Bug #4396
Authentication is OK and new account are created when using a wildcard caracter “*” and/or “?” in login
| Status: | Closed | Start date: | 04/08/2016 | |
|---|---|---|---|---|
| Priority: | Normal | Due date: | ||
| Assignee: |  Jaime Melis | % Done: | 0% | |
| Category: | Sunstone | |||
| Target version: | Release 5.0 | |||
| Resolution: | fixed | Pull request: | ||
| Affected Versions: | OpenNebula 4.14 |
Description
Hello,
A user made a typo when login on Sunstone and add a * to her login:
- the authentication was successful, which shouldn't
- a new account named
user*was registered
I made some test and the * characters can be used anywhere in the login, but the ? character works only at the end of the login
| Login | Authentication |
|---|---|
*testuser |
OK |
test*user |
OK |
testuser? |
OK |
*test*user? |
OK |
?testuser |
NOK |
test?user |
NOK |
Associated revisions
Bug #4396: Escape filtering symbols when looking for a user
History
#1
Updated by EOLE Team about 5 years ago
To complete the report, the authentication is ldap.
#2
Updated by Ruben S. Montero about 5 years ago
- Status changed from Pending to New
- Target version set to Release 5.0
#3
Updated by Carlos Martín about 5 years ago
- Assignee set to Jaime Melis
#4
Updated by Carlos Martín about 5 years ago
- Status changed from New to Closed
- Resolution set to fixed
#5
Updated by Rolandas Naujikas about 4 years ago
There also we have problem with space (blank) characters before or after username.

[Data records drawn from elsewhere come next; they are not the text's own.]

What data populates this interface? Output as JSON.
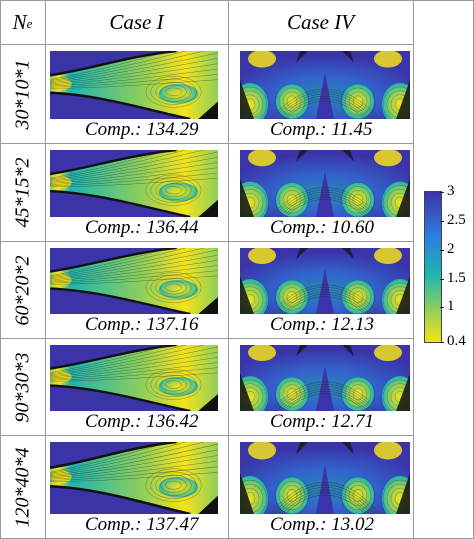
{
  "header": {
    "ne_label": "N",
    "ne_sub": "e",
    "case1": "Case I",
    "case2": "Case IV"
  },
  "rows": [
    {
      "ne": "30*10*1",
      "case1_comp": "Comp.: 134.29",
      "case2_comp": "Comp.: 11.45"
    },
    {
      "ne": "45*15*2",
      "case1_comp": "Comp.: 136.44",
      "case2_comp": "Comp.: 10.60"
    },
    {
      "ne": "60*20*2",
      "case1_comp": "Comp.: 137.16",
      "case2_comp": "Comp.: 12.13"
    },
    {
      "ne": "90*30*3",
      "case1_comp": "Comp.: 136.42",
      "case2_comp": "Comp.: 12.71"
    },
    {
      "ne": "120*40*4",
      "case1_comp": "Comp.: 137.47",
      "case2_comp": "Comp.: 13.02"
    }
  ],
  "colorbar": {
    "ticks": [
      "3",
      "2.5",
      "2",
      "1.5",
      "1",
      "0.4"
    ],
    "tick_values": [
      3,
      2.5,
      2,
      1.5,
      1,
      0.4
    ],
    "range": [
      0.4,
      3
    ],
    "colors": {
      "high": "#3b33a8",
      "mid_high": "#2d7fe0",
      "mid": "#1cb5b0",
      "mid_low": "#8fcf5a",
      "low": "#f5e21c"
    }
  }
}
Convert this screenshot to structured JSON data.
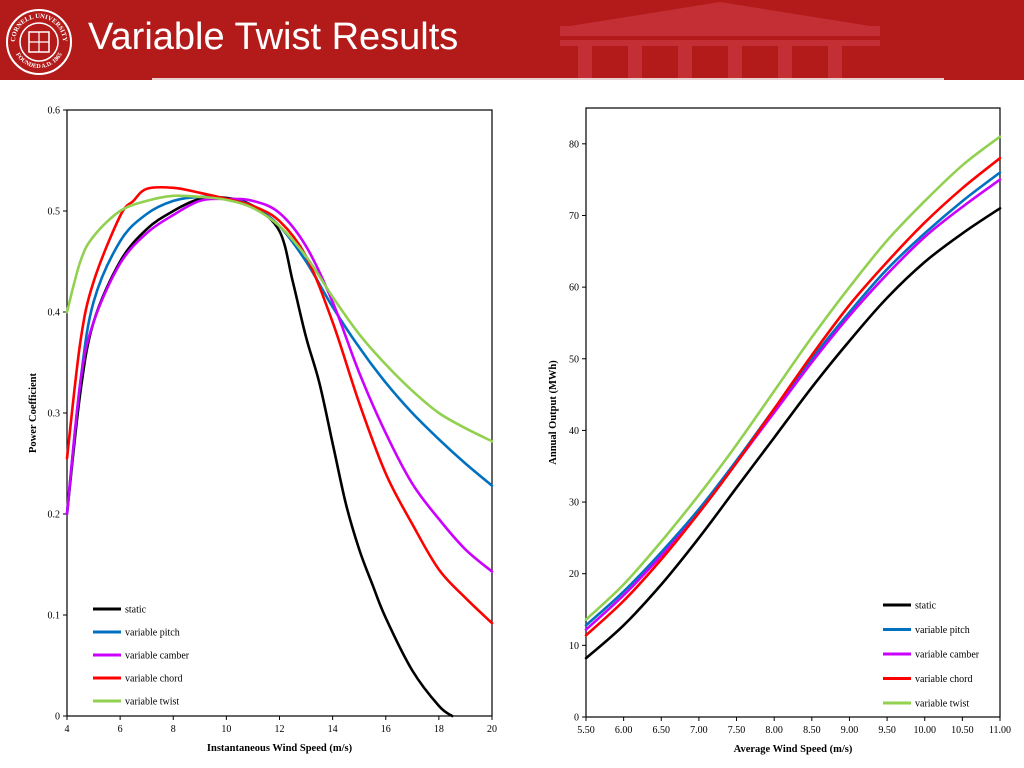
{
  "slide": {
    "title": "Variable Twist Results",
    "logo_text_top": "CORNELL UNIVERSITY",
    "logo_text_bottom": "FOUNDED A.D. 1865",
    "colors": {
      "header": "#b31b1b",
      "building": "#c6333a",
      "text": "#ffffff"
    }
  },
  "chart_data": [
    {
      "type": "line",
      "title": "",
      "xlabel": "Instantaneous Wind Speed (m/s)",
      "ylabel": "Power Coefficient",
      "xlim": [
        4,
        20
      ],
      "ylim": [
        0,
        0.6
      ],
      "xticks": [
        4,
        6,
        8,
        10,
        12,
        14,
        16,
        18,
        20
      ],
      "yticks": [
        0,
        0.1,
        0.2,
        0.3,
        0.4,
        0.5,
        0.6
      ],
      "tick_labels_x": [
        "4",
        "6",
        "8",
        "10",
        "12",
        "14",
        "16",
        "18",
        "20"
      ],
      "tick_labels_y": [
        "0",
        "0.1",
        "0.2",
        "0.3",
        "0.4",
        "0.5",
        "0.6"
      ],
      "grid": false,
      "legend": "bottom-left",
      "series": [
        {
          "name": "static",
          "color": "#000000",
          "x": [
            4,
            4.5,
            5,
            6,
            7,
            8,
            9,
            10,
            11,
            12,
            12.5,
            13,
            13.5,
            14,
            14.5,
            15,
            15.5,
            16,
            17,
            18,
            18.5
          ],
          "y": [
            0.2,
            0.32,
            0.39,
            0.45,
            0.482,
            0.5,
            0.512,
            0.513,
            0.505,
            0.48,
            0.43,
            0.375,
            0.33,
            0.27,
            0.21,
            0.165,
            0.13,
            0.097,
            0.045,
            0.01,
            0
          ]
        },
        {
          "name": "variable pitch",
          "color": "#0070c0",
          "x": [
            4,
            4.5,
            5,
            6,
            7,
            8,
            9,
            10,
            11,
            12,
            13,
            14,
            15,
            16,
            17,
            18,
            19,
            20
          ],
          "y": [
            0.2,
            0.33,
            0.41,
            0.47,
            0.497,
            0.51,
            0.514,
            0.512,
            0.505,
            0.485,
            0.45,
            0.405,
            0.365,
            0.33,
            0.3,
            0.274,
            0.25,
            0.228
          ]
        },
        {
          "name": "variable camber",
          "color": "#cc00ff",
          "x": [
            4,
            4.5,
            5,
            6,
            7,
            8,
            9,
            10,
            11,
            12,
            13,
            14,
            15,
            16,
            17,
            18,
            19,
            20
          ],
          "y": [
            0.2,
            0.33,
            0.39,
            0.448,
            0.478,
            0.496,
            0.51,
            0.512,
            0.51,
            0.498,
            0.465,
            0.41,
            0.34,
            0.28,
            0.23,
            0.195,
            0.165,
            0.143
          ]
        },
        {
          "name": "variable chord",
          "color": "#ff0000",
          "x": [
            4,
            4.5,
            5,
            6,
            6.5,
            7,
            8,
            9,
            10,
            11,
            12,
            13,
            14,
            15,
            16,
            17,
            18,
            19,
            20
          ],
          "y": [
            0.255,
            0.37,
            0.43,
            0.495,
            0.51,
            0.522,
            0.523,
            0.518,
            0.512,
            0.505,
            0.49,
            0.455,
            0.39,
            0.31,
            0.24,
            0.19,
            0.145,
            0.117,
            0.092
          ]
        },
        {
          "name": "variable twist",
          "color": "#92d050",
          "x": [
            4,
            4.5,
            5,
            6,
            7,
            8,
            9,
            10,
            11,
            12,
            13,
            14,
            15,
            16,
            17,
            18,
            19,
            20
          ],
          "y": [
            0.4,
            0.45,
            0.475,
            0.5,
            0.51,
            0.515,
            0.514,
            0.511,
            0.503,
            0.485,
            0.455,
            0.415,
            0.378,
            0.348,
            0.322,
            0.3,
            0.285,
            0.272
          ]
        }
      ]
    },
    {
      "type": "line",
      "title": "",
      "xlabel": "Average Wind Speed (m/s)",
      "ylabel": "Annual Output (MWh)",
      "xlim": [
        5.5,
        11
      ],
      "ylim": [
        0,
        85
      ],
      "xticks": [
        5.5,
        6,
        6.5,
        7,
        7.5,
        8,
        8.5,
        9,
        9.5,
        10,
        10.5,
        11
      ],
      "yticks": [
        0,
        10,
        20,
        30,
        40,
        50,
        60,
        70,
        80
      ],
      "tick_labels_x": [
        "5.50",
        "6.00",
        "6.50",
        "7.00",
        "7.50",
        "8.00",
        "8.50",
        "9.00",
        "9.50",
        "10.00",
        "10.50",
        "11.00"
      ],
      "tick_labels_y": [
        "0",
        "10",
        "20",
        "30",
        "40",
        "50",
        "60",
        "70",
        "80"
      ],
      "grid": false,
      "legend": "bottom-right",
      "series": [
        {
          "name": "static",
          "color": "#000000",
          "x": [
            5.5,
            6,
            6.5,
            7,
            7.5,
            8,
            8.5,
            9,
            9.5,
            10,
            10.5,
            11
          ],
          "y": [
            8.2,
            12.8,
            18.5,
            25,
            32,
            39,
            46,
            52.5,
            58.5,
            63.5,
            67.5,
            71
          ]
        },
        {
          "name": "variable pitch",
          "color": "#0070c0",
          "x": [
            5.5,
            6,
            6.5,
            7,
            7.5,
            8,
            8.5,
            9,
            9.5,
            10,
            10.5,
            11
          ],
          "y": [
            12.8,
            17.5,
            23,
            29,
            35.8,
            43,
            50,
            56.5,
            62.5,
            67.5,
            72,
            76
          ]
        },
        {
          "name": "variable camber",
          "color": "#cc00ff",
          "x": [
            5.5,
            6,
            6.5,
            7,
            7.5,
            8,
            8.5,
            9,
            9.5,
            10,
            10.5,
            11
          ],
          "y": [
            12.2,
            17,
            22.5,
            28.5,
            35.5,
            42.5,
            49.5,
            56,
            61.8,
            67,
            71.2,
            75
          ]
        },
        {
          "name": "variable chord",
          "color": "#ff0000",
          "x": [
            5.5,
            6,
            6.5,
            7,
            7.5,
            8,
            8.5,
            9,
            9.5,
            10,
            10.5,
            11
          ],
          "y": [
            11.4,
            16.2,
            22,
            28.5,
            35.5,
            43,
            50.5,
            57.5,
            63.5,
            69,
            73.8,
            78
          ]
        },
        {
          "name": "variable twist",
          "color": "#92d050",
          "x": [
            5.5,
            6,
            6.5,
            7,
            7.5,
            8,
            8.5,
            9,
            9.5,
            10,
            10.5,
            11
          ],
          "y": [
            13.6,
            18.5,
            24.5,
            31,
            38,
            45.5,
            53,
            60,
            66.5,
            72,
            77,
            81
          ]
        }
      ]
    }
  ]
}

We found some users in our opennebula db as %20user or user%20.
After investigation we found this bug report and incomplete fix.

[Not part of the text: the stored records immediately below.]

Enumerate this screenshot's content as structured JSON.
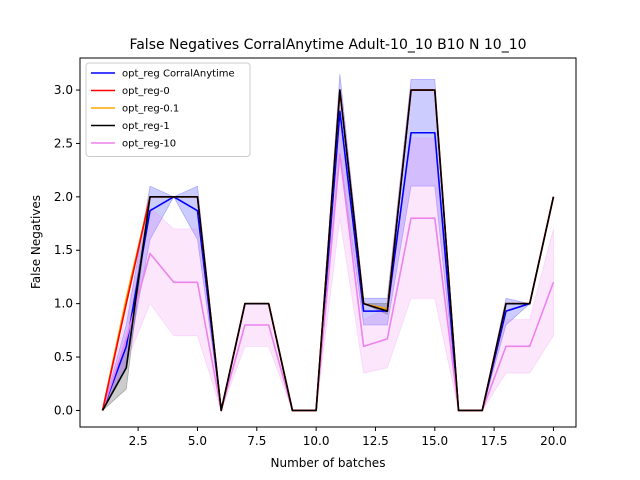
{
  "chart_data": {
    "type": "line",
    "title": "False Negatives CorralAnytime Adult-10_10 B10 N 10_10",
    "xlabel": "Number of batches",
    "ylabel": "False Negatives",
    "xlim": [
      0.05,
      20.95
    ],
    "ylim": [
      -0.155,
      3.3
    ],
    "xticks": [
      2.5,
      5.0,
      7.5,
      10.0,
      12.5,
      15.0,
      17.5,
      20.0
    ],
    "xtick_labels": [
      "2.5",
      "5.0",
      "7.5",
      "10.0",
      "12.5",
      "15.0",
      "17.5",
      "20.0"
    ],
    "yticks": [
      0.0,
      0.5,
      1.0,
      1.5,
      2.0,
      2.5,
      3.0
    ],
    "ytick_labels": [
      "0.0",
      "0.5",
      "1.0",
      "1.5",
      "2.0",
      "2.5",
      "3.0"
    ],
    "grid": false,
    "legend_position": "top-left",
    "x": [
      1,
      2,
      3,
      4,
      5,
      6,
      7,
      8,
      9,
      10,
      11,
      12,
      13,
      14,
      15,
      16,
      17,
      18,
      19,
      20
    ],
    "series": [
      {
        "name": "opt_reg CorralAnytime",
        "color": "#0000ff",
        "values": [
          0,
          0.6,
          1.87,
          2.0,
          1.87,
          0,
          1.0,
          1.0,
          0,
          0,
          2.8,
          0.93,
          0.93,
          2.6,
          2.6,
          0,
          0,
          0.93,
          1.0,
          2.0
        ],
        "lower": [
          0,
          0.4,
          1.6,
          2.0,
          1.6,
          0,
          1.0,
          1.0,
          0,
          0,
          2.4,
          0.8,
          0.8,
          2.1,
          2.1,
          0,
          0,
          0.8,
          1.0,
          2.0
        ],
        "upper": [
          0,
          0.8,
          2.1,
          2.0,
          2.1,
          0,
          1.0,
          1.0,
          0,
          0,
          3.15,
          1.05,
          1.05,
          3.1,
          3.1,
          0,
          0,
          1.05,
          1.0,
          2.0
        ]
      },
      {
        "name": "opt_reg-0",
        "color": "#ff0000",
        "values": [
          0,
          1.0,
          2.0,
          2.0,
          2.0,
          0,
          1.0,
          1.0,
          0,
          0,
          3.0,
          1.0,
          0.93,
          3.0,
          3.0,
          0,
          0,
          1.0,
          1.0,
          2.0
        ]
      },
      {
        "name": "opt_reg-0.1",
        "color": "#ffa500",
        "values": [
          0,
          1.05,
          2.0,
          2.0,
          2.0,
          0,
          1.0,
          1.0,
          0,
          0,
          3.0,
          1.0,
          0.95,
          3.0,
          3.0,
          0,
          0,
          1.0,
          1.0,
          2.0
        ]
      },
      {
        "name": "opt_reg-1",
        "color": "#000000",
        "values": [
          0,
          0.4,
          2.0,
          2.0,
          2.0,
          0,
          1.0,
          1.0,
          0,
          0,
          3.0,
          1.0,
          0.93,
          3.0,
          3.0,
          0,
          0,
          1.0,
          1.0,
          2.0
        ],
        "lower": [
          0,
          0.2,
          2.0,
          2.0,
          2.0,
          0,
          1.0,
          1.0,
          0,
          0,
          3.0,
          1.0,
          0.9,
          3.0,
          3.0,
          0,
          0,
          1.0,
          1.0,
          2.0
        ],
        "upper": [
          0,
          0.6,
          2.0,
          2.0,
          2.0,
          0,
          1.0,
          1.0,
          0,
          0,
          3.0,
          1.0,
          1.0,
          3.0,
          3.0,
          0,
          0,
          1.0,
          1.0,
          2.0
        ]
      },
      {
        "name": "opt_reg-10",
        "color": "#ee82ee",
        "values": [
          0,
          0.67,
          1.47,
          1.2,
          1.2,
          0,
          0.8,
          0.8,
          0,
          0,
          2.4,
          0.6,
          0.67,
          1.8,
          1.8,
          0,
          0,
          0.6,
          0.6,
          1.2
        ],
        "lower": [
          0,
          0.45,
          1.0,
          0.7,
          0.7,
          0,
          0.6,
          0.6,
          0,
          0,
          1.8,
          0.35,
          0.4,
          1.05,
          1.05,
          0,
          0,
          0.35,
          0.35,
          0.7
        ],
        "upper": [
          0,
          0.9,
          1.9,
          1.7,
          1.7,
          0,
          1.0,
          1.0,
          0,
          0,
          2.85,
          0.85,
          0.95,
          2.55,
          2.55,
          0,
          0,
          0.85,
          0.85,
          1.7
        ]
      }
    ]
  }
}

I'm not sure, but FILTER_ESCAPES could contain this to fix space/blank character:
'\ ' => '20',
I'm not sure if it is correct fix, but at least in our LDAP there are no users with space/blank characters in username (as uid).
There could be problems with LDAP authentification if for e.g. cn is used, which usually have spaces inside (for e.g. Last name + First name).